Although the US government has been under pressure from various authorities to fight nuclear weapons supporting nations, use of preemption is inappropriate. The US authorities argue that preventive war is slow and may strengthen rogue states. It is being equated to gambling with the nation’s security today and in the future.
This reasoning justified the invasion on Iraq. However, there was no sufficient evidence to support the allegation that Iraq was a threat to the US government (Perkovich 13). Therefore, it is not just for US government to use military force to fight against the nuclear weapons supporting states (Cordesman 425).
Conclusion
It is not correct for the US to engage in military actions to stop other nations from acquiring knowledge on nuclear weapons and consequently developing nuclear weapons. There is a need to come up with a good strategy to fight the spread of nuclear weapons and knowledge and engaging in military preemptive strikes is not an option. The issue of developing nuclear weapons is a sensitive one and thus the need to include all the nations of the world to find a better way out.
Work Cited
Brown Chris. Self defense in an imperfect world. Ethics and international affairs. New York, NY: Prentice Hall, 2003. Print.

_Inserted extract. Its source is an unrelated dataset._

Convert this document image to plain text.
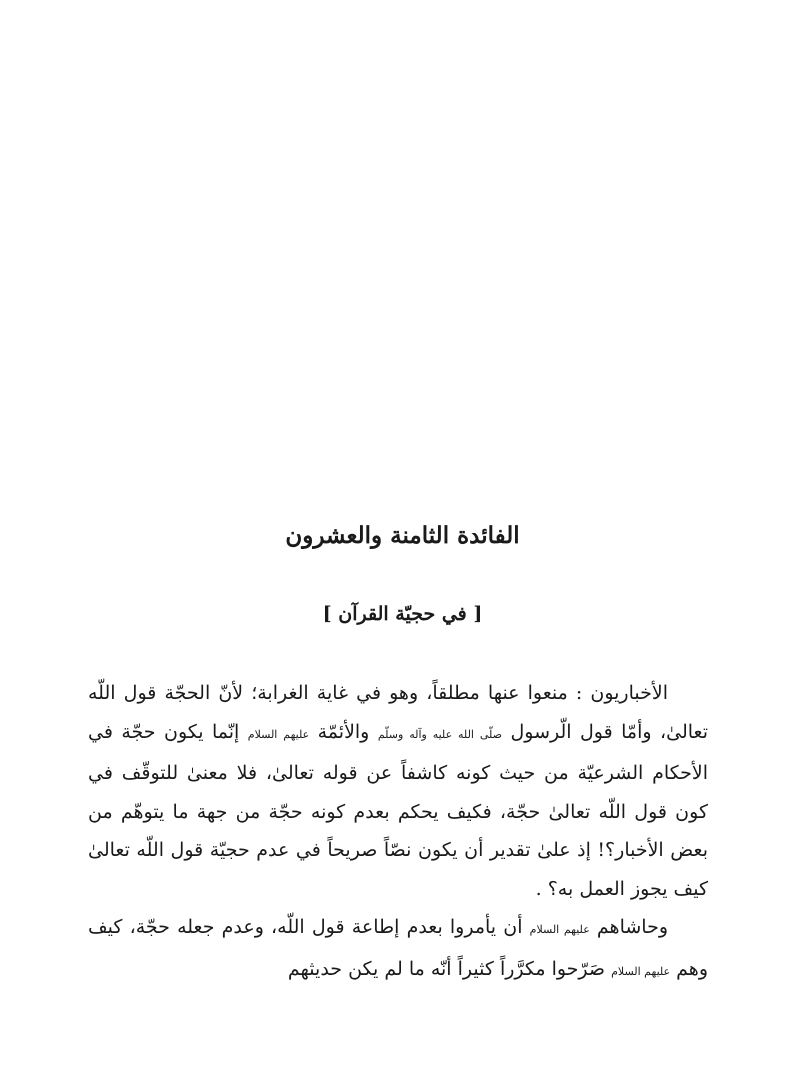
الفائدة الثامنة والعشرون
[ في حجيّة القرآن ]

الأخباريون : منعوا عنها مطلقاً، وهو في غاية الغرابة؛ لأنّ الحجّة قول اللّه تعالىٰ، وأمّا قول الّرسول صلّى الله عليه وآله وسلّم والأئمّة عليهم السلام إنّما يكون حجّة في الأحكام الشرعيّة من حيث كونه كاشفاً عن قوله تعالىٰ، فلا معنىٰ للتوقّف في كون قول اللّه تعالىٰ حجّة، فكيف يحكم بعدم كونه حجّة من جهة ما يتوهّم من بعض الأخبار؟! إذ علىٰ تقدير أن يكون نصّاً صريحاً في عدم حجيّة قول اللّه تعالىٰ كيف يجوز العمل به؟ .

وحاشاهم عليهم السلام أن يأمروا بعدم إطاعة قول اللّه، وعدم جعله حجّة، كيف وهم عليهم السلام صَرّحوا مكرَّراً كثيراً أنّه ما لم يكن حديثهم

Cordesman Anthony. The Iraq: War strategy tactics and military lessons Washington: Center for strategic and international studies. Washington DC, WA: Cengage, 2003. Print.
Lamond Claudine and Ingram Paul. Politics around US tactical nuclear weapons in European host states. Atlantic Community, 2009. Web.
Levi Michael and Ferguson Charles. US-India nuclear co-operation: Strategy for moving forward. New York, NY: Council on Foreign Relations, 2006. Print.
Litwak Robert. Nonproliferation and dilemmas of Regime change, survival. Wilson Center, n.d. Web.
Perkovich George. Dealing with Iran’s nuclear challenge. Carnegie endowment for international peace. Iran Watch, 2003. Web.
Record Jeffrey. Nuclear deterrence, preventive war and counter proliferation: policy affairs No.519. CATO, 2004. Web.
Wazler Michael. Just and unjust wars: amoral argument with historical illustrations. Library of congress cataloging publication Data. New York, NY: Basic Books, 2006. Print.